I came from humble beginnings, a Christian Mother, and an alcoholic Father. In my early stories on the old blog, I referred to my dad as the good, dad, or the mean dad as a child because I knew something was different but, as a small child, I didn’t know what. At an early age before 10, I would be the buffer between him and my Mother when he was the mean dad. My Mother, was a very thin woman, 5’10 and 109 lbs. She was sweet, and loved by all that knew her. She had to have loved my dad to endure all she did. I started using drugs at 14, married at 17 and had my first son at 19. I just wanted OUT. I did love my son’s father, I was just so young and needed to find me, guess what at 67 I need once again to find me. Who at my age can relate to me? There are times I think Lord, who am I really? I was his wife, or their Mother, or their Nana, the boss at work. I was head of my household because I picked the wrong men time and time again. Married twice, both ended in divorce, yes! I never knew I guess what love from a man looked like because my Father never knew how to show it, he never got it either. The cycle didn’t continue with my kids. I told them I loved them, I showed them I loved them and I supported them and their dreams. I still do to this very day, but, I am also a Mother who might say well, son since you ask me that’s not the best idea!! But, in the end, they are 47 and almost 41 so they are men with their own children and must make their own life choices. My dad ran, or tried running my life until the day he left this earth and I was 53 years old. He just never understood boundaries, or the fact that I was a Mother, and a Grandmother I was capable. So, when I look back over my life, you better believe I see God’s hands all over it. He saved me from drug addiction at 18, never touched it again! He got me out of some very hard, hurtful, sad, times.
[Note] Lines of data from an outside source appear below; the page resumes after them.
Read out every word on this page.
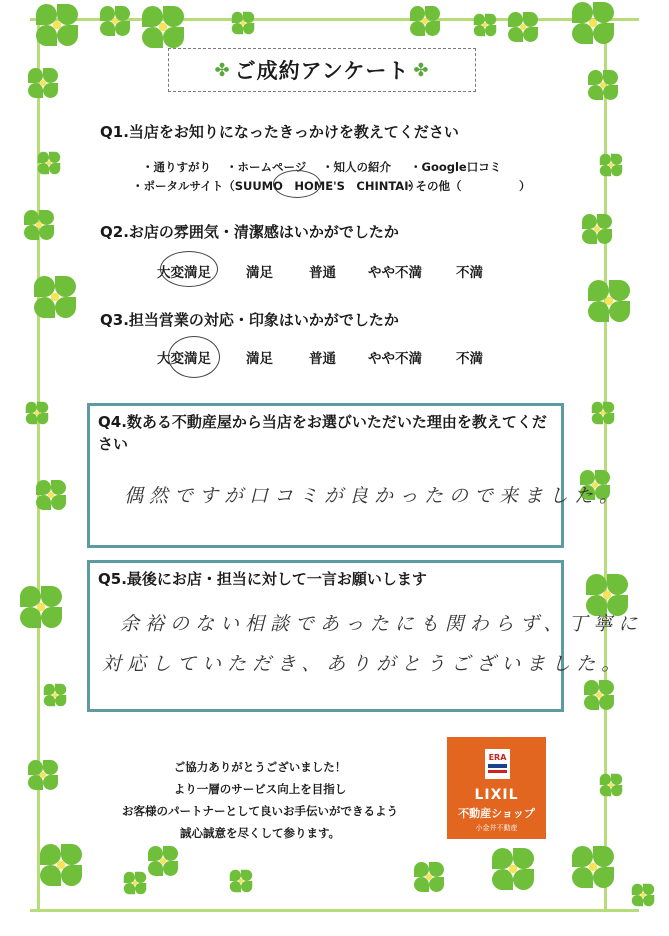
✤ ご成約アンケート ✤
Q1.当店をお知りになったきっかけを教えてください
・通りすがり ・ホームページ ・知人の紹介 ・Google口コミ
・ポータルサイト（SUUMO　HOME'S　CHINTAI）
・その他（　　　　　）
Q2.お店の雰囲気・清潔感はいかがでしたか
大変満足	満足	普通 やや不満	不満
Q3.担当営業の対応・印象はいかがでしたか
大変満足	満足	普通 やや不満	不満
Q4.数ある不動産屋から当店をお選びいただいた理由を教えてください
偶然ですが口コミが良かったので来ました。
Q5.最後にお店・担当に対して一言お願いします
余裕のない相談であったにも関わらず、丁寧に
対応していただき、ありがとうございました。
ご協力ありがとうございました！
より一層のサービス向上を目指し
お客様のパートナーとして良いお手伝いができるよう
誠心誠意を尽くして参ります。
ERA
LIXIL
不動産ショップ
小金井不動産
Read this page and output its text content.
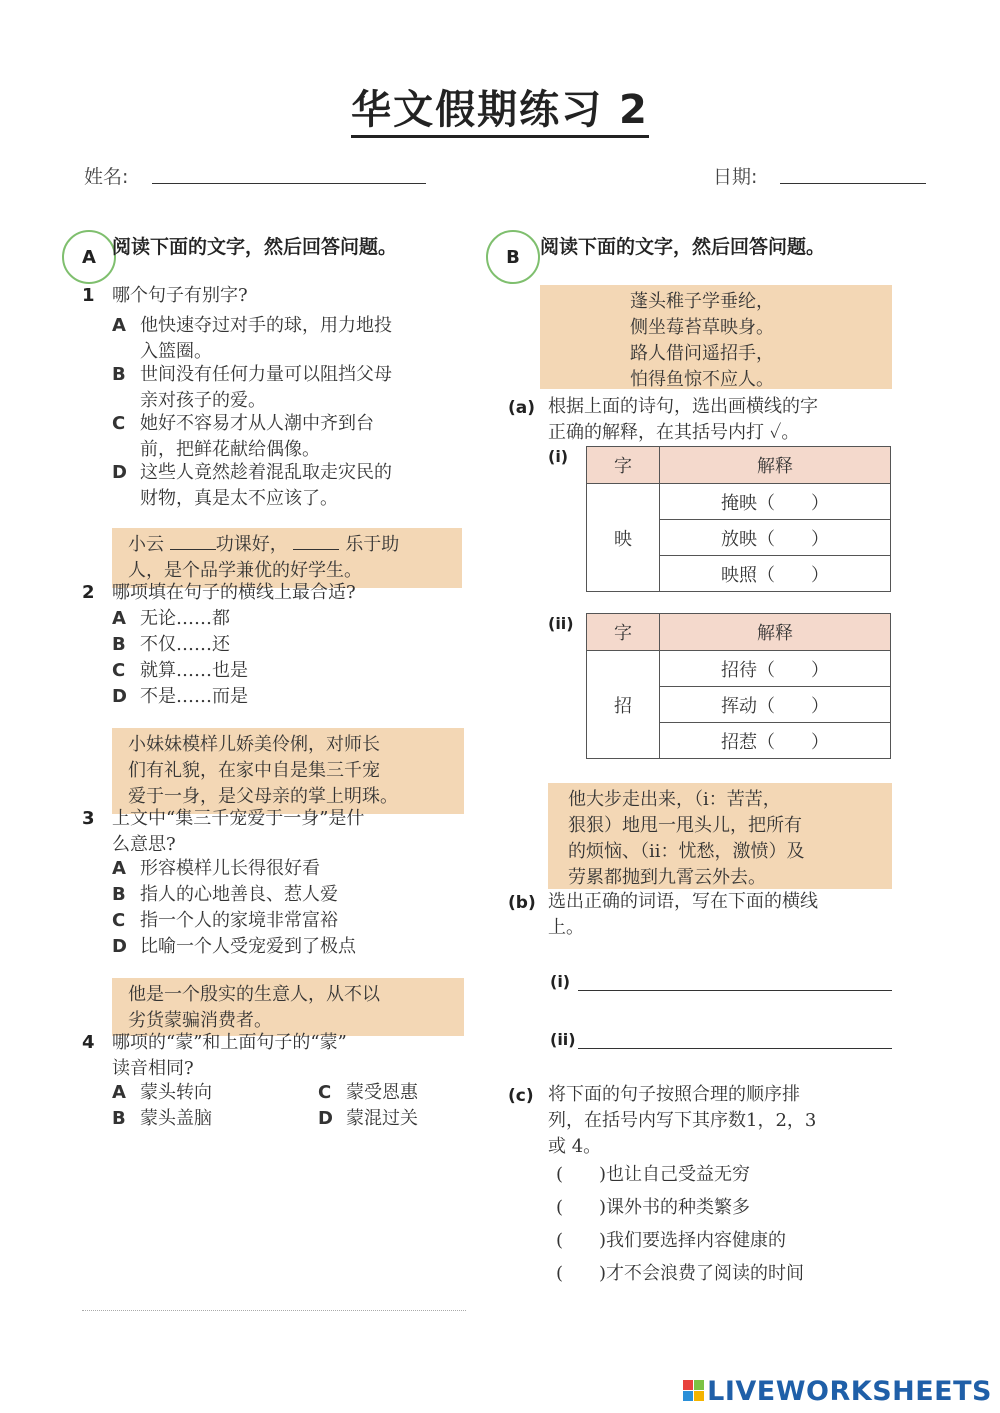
华文假期练习 2
姓名:	日期:
A 阅读下面的文字，然后回答问题。
1 哪个句子有别字?
A 他快速夺过对手的球，用力地投
入篮圈。
B 世间没有任何力量可以阻挡父母
亲对孩子的爱。
C 她好不容易才从人潮中齐到台
前，把鲜花献给偶像。
D 这些人竟然趁着混乱取走灾民的
财物，真是太不应该了。
小云	功课好，	乐于助
人，是个品学兼优的好学生。
2 哪项填在句子的横线上最合适?
A 无论……都
B 不仅……还
C 就算……也是
D 不是……而是
小妹妹模样儿娇美伶俐，对师长
们有礼貌，在家中自是集三千宠
爱于一身，是父母亲的掌上明珠。
3 上文中“集三千宠爱于一身”是什
么意思?
A 形容模样儿长得很好看
B 指人的心地善良、惹人爱
C 指一个人的家境非常富裕
D 比喻一个人受宠爱到了极点
他是一个殷实的生意人，从不以
劣货蒙骗消费者。
4 哪项的“蒙”和上面句子的“蒙”
读音相同?
A 蒙头转向	C 蒙受恩惠
B 蒙头盖脑	D 蒙混过关
B	阅读下面的文字，然后回答问题。
蓬头稚子学垂纶，
侧坐莓苔草映身。
路人借问遥招手，
怕得鱼惊不应人。
(a) 根据上面的诗句，选出画横线的字
正确的解释，在其括号内打 ✓。
(i)	字	解释
映	掩映（　　）
	放映（　　）
	映照（　　）
(ii) 字	解释
招	招待（　　）
	挥动（　　）
	招惹（　　）
他大步走出来，（i：苦苦，
狠狠）地甩一甩头儿，把所有
的烦恼、（ii：忧愁，激愤）及
劳累都抛到九霄云外去。
(b) 选出正确的词语，写在下面的横线
上。
(i)
(ii)
(c) 将下面的句子按照合理的顺序排
列，在括号内写下其序数1，2，3
或 4。
(　　)也让自己受益无穷
(　　)课外书的种类繁多
(　　)我们要选择内容健康的
(　　)才不会浪费了阅读的时间
LIVEWORKSHEETS
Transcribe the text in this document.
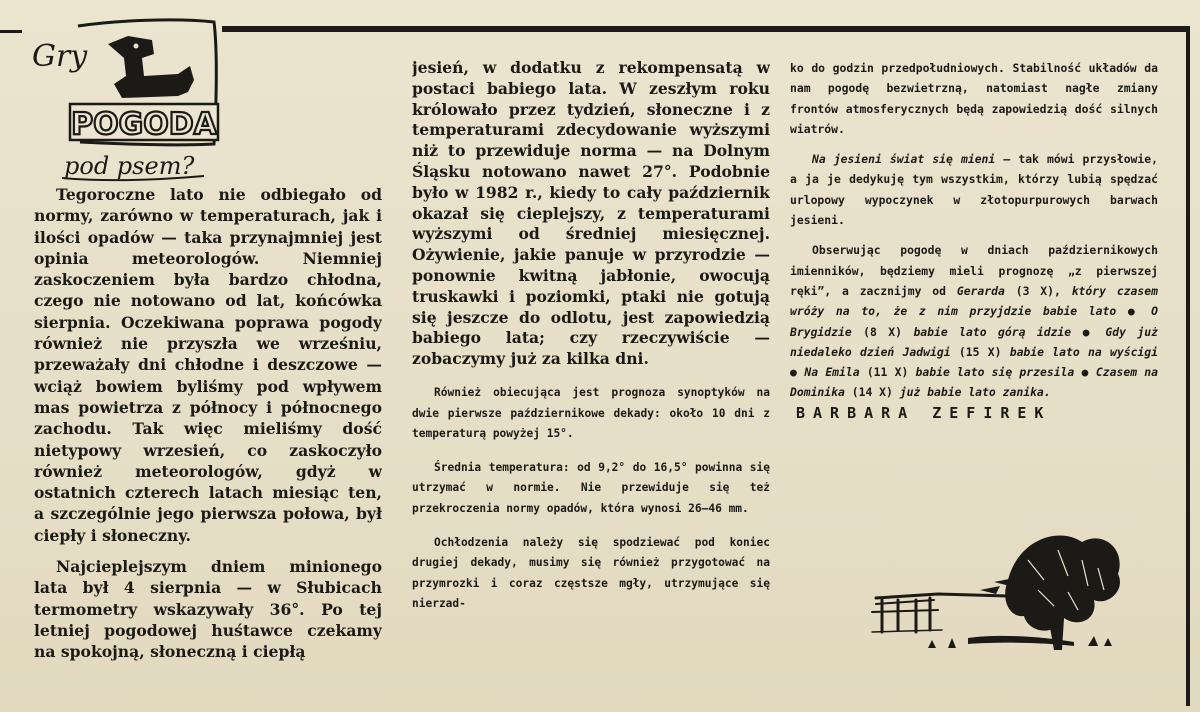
Gry
POGODA
pod psem?

Tegoroczne lato nie odbiegało od normy, zarówno w temperaturach, jak i ilości opadów — taka przynajmniej jest opinia meteorologów. Niemniej zaskoczeniem była bardzo chłodna, czego nie notowano od lat, końcówka sierpnia. Oczekiwana poprawa pogody również nie przyszła we wrześniu, przeważały dni chłodne i deszczowe — wciąż bowiem byliśmy pod wpływem mas powietrza z północy i północnego zachodu. Tak więc mieliśmy dość nietypowy wrzesień, co zaskoczyło również meteorologów, gdyż w ostatnich czterech latach miesiąc ten, a szczególnie jego pierwsza połowa, był ciepły i słoneczny.

Najcieplejszym dniem minionego lata był 4 sierpnia — w Słubicach termometry wskazywały 36°. Po tej letniej pogodowej huśtawce czekamy na spokojną, słoneczną i ciepłą

jesień, w dodatku z rekompensatą w postaci babiego lata. W zeszłym roku królowało przez tydzień, słoneczne i z temperaturami zdecydowanie wyższymi niż to przewiduje norma — na Dolnym Śląsku notowano nawet 27°. Podobnie było w 1982 r., kiedy to cały październik okazał się cieplejszy, z temperaturami wyższymi od średniej miesięcznej. Ożywienie, jakie panuje w przyrodzie — ponownie kwitną jabłonie, owocują truskawki i poziomki, ptaki nie gotują się jeszcze do odlotu, jest zapowiedzią babiego lata; czy rzeczywiście — zobaczymy już za kilka dni.

Również obiecująca jest prognoza synoptyków na dwie pierwsze październikowe dekady: około 10 dni z temperaturą powyżej 15°.

Średnia temperatura: od 9,2° do 16,5° powinna się utrzymać w normie. Nie przewiduje się też przekroczenia normy opadów, która wynosi 26—46 mm.

Ochłodzenia należy się spodziewać pod koniec drugiej dekady, musimy się również przygotować na przymrozki i coraz częstsze mgły, utrzymujące się nierzad-

ko do godzin przedpołudniowych. Stabilność układów da nam pogodę bezwietrzną, natomiast nagłe zmiany frontów atmosferycznych będą zapowiedzią dość silnych wiatrów.

Na jesieni świat się mieni — tak mówi przysłowie, a ja je dedykuję tym wszystkim, którzy lubią spędzać urlopowy wypoczynek w złotopurpurowych barwach jesieni.

Obserwując pogodę w dniach październikowych imienników, będziemy mieli prognozę „z pierwszej ręki”, a zacznijmy od Gerarda (3 X), który czasem wróży na to, że z nim przyjdzie babie lato ● O Brygidzie (8 X) babie lato górą idzie ● Gdy już niedaleko dzień Jadwigi (15 X) babie lato na wyścigi ● Na Emila (11 X) babie lato się przesila ● Czasem na Dominika (14 X) już babie lato zanika.

BARBARA ZEFIREK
Even with all that said, do you know that there are times when I can’t pray? I can’t find the words because so much is in my mind, my heart is overwhelmed and all I can do is say God, please hear my heart, I can’t speak… He does, He understands that we go through things in our lives that just fill us full of anxieties we can’t speak, we just have to ask Him to hear our brokenness. My God is so good, and I am unworthy of His love, but He loves me anyway. He loves you too. So, there you go, a bit about my life. Just a tiny drop in a large river for you. Have a blessed day.